Importa dizer que o sujeito falante, durante o momento comunicativo, também é respondente ativo, pois seu enunciado apresenta marcas de enunciados de outros anteriores ao seu que são apreciados pelo novo ouvinte.

Nossa fala, isto é, nossos enunciados [...] estão repletos de palavras dos outros. Elas introduzem sua própria expressividade, seu tom valorativo, que assimilamos, reestruturamos, modificamos. [...] Em todo o enunciado, contanto que o examinemos com apuro, [...] descobriremos as palavras do outro ocultas ou semi- ocultas, e com graus diferentes de alteridade (BAKHTIN, 2003, p. 314).

Ao produzir um enunciado, o falante não é a fonte dele, porém o intermediário que polemiza e dialoga com outros discursos existentes na sociedade. Assim, o sentido de um discurso nunca será o último e possibilita várias interpretações, a compreensão responsiva ativa.

Da parte do autor do enunciado, esse avaliará seu destinatário e por aí modelará a forma e o modo de produção de seus enunciados, que serão diversos conforme a situação social e a importância de seu interlocutor, bem como suas posições, convicções e pontos de vista. É no enunciado que se dá o contato entre a língua e a realidade. A escolha das palavras para a construção de um enunciado leva em conta outros enunciados de outros sujeitos, em relação aos quais o locutor se posiciona.

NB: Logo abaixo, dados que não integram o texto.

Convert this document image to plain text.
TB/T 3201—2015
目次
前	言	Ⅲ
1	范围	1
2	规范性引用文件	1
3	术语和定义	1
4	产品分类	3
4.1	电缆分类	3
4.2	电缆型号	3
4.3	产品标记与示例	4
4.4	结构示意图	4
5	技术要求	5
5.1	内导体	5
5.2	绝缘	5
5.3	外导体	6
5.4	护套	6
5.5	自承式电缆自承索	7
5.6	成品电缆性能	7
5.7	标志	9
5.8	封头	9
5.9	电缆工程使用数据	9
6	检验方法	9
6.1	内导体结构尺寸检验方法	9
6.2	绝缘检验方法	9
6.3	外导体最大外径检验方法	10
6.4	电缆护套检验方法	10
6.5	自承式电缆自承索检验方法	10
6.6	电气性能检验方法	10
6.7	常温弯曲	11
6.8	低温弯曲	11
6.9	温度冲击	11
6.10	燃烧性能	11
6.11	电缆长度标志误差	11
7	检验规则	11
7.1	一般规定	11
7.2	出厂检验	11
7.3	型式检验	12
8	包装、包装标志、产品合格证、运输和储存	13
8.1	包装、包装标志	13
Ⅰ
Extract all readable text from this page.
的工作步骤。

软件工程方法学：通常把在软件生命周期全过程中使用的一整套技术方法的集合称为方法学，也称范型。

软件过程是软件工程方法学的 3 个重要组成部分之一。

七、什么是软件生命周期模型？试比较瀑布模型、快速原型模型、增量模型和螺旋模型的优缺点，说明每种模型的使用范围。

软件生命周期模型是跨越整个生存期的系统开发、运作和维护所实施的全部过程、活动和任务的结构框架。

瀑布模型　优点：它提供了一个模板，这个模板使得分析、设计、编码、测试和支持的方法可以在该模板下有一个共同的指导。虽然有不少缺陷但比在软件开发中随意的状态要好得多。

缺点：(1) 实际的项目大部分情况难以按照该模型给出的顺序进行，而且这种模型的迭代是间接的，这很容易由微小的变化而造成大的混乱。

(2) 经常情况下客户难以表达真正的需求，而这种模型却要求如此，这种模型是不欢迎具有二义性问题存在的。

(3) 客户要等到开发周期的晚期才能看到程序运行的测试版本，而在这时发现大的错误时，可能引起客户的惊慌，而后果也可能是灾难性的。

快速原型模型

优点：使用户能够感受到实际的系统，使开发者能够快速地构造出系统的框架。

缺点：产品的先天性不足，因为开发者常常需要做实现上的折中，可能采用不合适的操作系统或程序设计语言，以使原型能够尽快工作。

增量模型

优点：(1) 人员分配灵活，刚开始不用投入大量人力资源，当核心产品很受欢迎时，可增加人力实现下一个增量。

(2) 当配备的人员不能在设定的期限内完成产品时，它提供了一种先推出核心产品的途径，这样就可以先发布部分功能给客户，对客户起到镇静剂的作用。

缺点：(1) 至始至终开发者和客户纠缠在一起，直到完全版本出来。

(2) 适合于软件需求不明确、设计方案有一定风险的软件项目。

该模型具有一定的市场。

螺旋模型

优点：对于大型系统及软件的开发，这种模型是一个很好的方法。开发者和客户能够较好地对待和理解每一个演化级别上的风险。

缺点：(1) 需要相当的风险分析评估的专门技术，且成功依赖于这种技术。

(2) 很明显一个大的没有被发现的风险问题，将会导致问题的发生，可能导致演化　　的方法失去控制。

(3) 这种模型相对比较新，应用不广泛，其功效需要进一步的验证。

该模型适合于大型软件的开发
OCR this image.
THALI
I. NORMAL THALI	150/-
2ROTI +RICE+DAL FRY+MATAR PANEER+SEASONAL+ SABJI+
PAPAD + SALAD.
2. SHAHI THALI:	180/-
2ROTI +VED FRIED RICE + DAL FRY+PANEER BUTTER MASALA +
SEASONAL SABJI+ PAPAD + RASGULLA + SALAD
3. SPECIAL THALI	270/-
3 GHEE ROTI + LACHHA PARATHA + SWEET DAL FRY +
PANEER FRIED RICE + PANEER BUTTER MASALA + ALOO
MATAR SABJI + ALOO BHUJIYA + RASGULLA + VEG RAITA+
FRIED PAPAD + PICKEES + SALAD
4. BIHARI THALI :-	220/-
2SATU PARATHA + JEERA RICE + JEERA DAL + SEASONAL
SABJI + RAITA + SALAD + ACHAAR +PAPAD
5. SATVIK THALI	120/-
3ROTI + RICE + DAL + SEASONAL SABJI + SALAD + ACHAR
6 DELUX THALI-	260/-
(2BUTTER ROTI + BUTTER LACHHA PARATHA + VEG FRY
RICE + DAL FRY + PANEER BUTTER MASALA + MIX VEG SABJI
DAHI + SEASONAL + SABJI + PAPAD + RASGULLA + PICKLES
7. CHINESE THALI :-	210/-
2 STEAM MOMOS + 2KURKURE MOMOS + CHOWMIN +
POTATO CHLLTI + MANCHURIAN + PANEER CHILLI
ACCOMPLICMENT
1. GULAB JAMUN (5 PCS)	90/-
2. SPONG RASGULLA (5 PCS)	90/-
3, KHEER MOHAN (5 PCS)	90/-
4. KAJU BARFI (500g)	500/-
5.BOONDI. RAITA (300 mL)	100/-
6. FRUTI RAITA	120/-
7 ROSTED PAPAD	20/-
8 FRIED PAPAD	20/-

Assim, quando reproduzimos o discurso do outro, nele podemos captar uma dupla expressão: a original, do outro e a expressão atualizada que é por nós introduzida no enunciado do qual vai fazer parte (BAKHTIN, 2003, p.201).

Também apresenta o enunciado outra particularidade: a conclusibilidade. E esta se relaciona inteiramente à escolha do gênero e à relação entre os envolvidos no processo comunicativo. Durante um diálogo do cotidiano, o ouvinte responde ao enunciado do falante e, ao perceber que este concluiu seu turno, assume a posição de falante.

No diálogo cotidiano, na correspondência, essa coincidência pessoal é comum:

aquele a quem eu respondo é o meu destinatário, de quem, por sua vez, aguardo resposta (ou, em todo caso, uma ativa compreensão responsiva). Mas nos casos de tal coincidência pessoal uma pessoa desempenha dois diferentes papéis, e essa diferença de papéis é justamente o que importa. Porque o enunciado daquele a quem eu respondo (com o qual concordo, ao qual faço objeção, o qual executo, levo em conta, etc.) já está presente, a sua resposta (ou compreensão responsiva) ainda está por vir (BAKHTIN, 2003, p. 302).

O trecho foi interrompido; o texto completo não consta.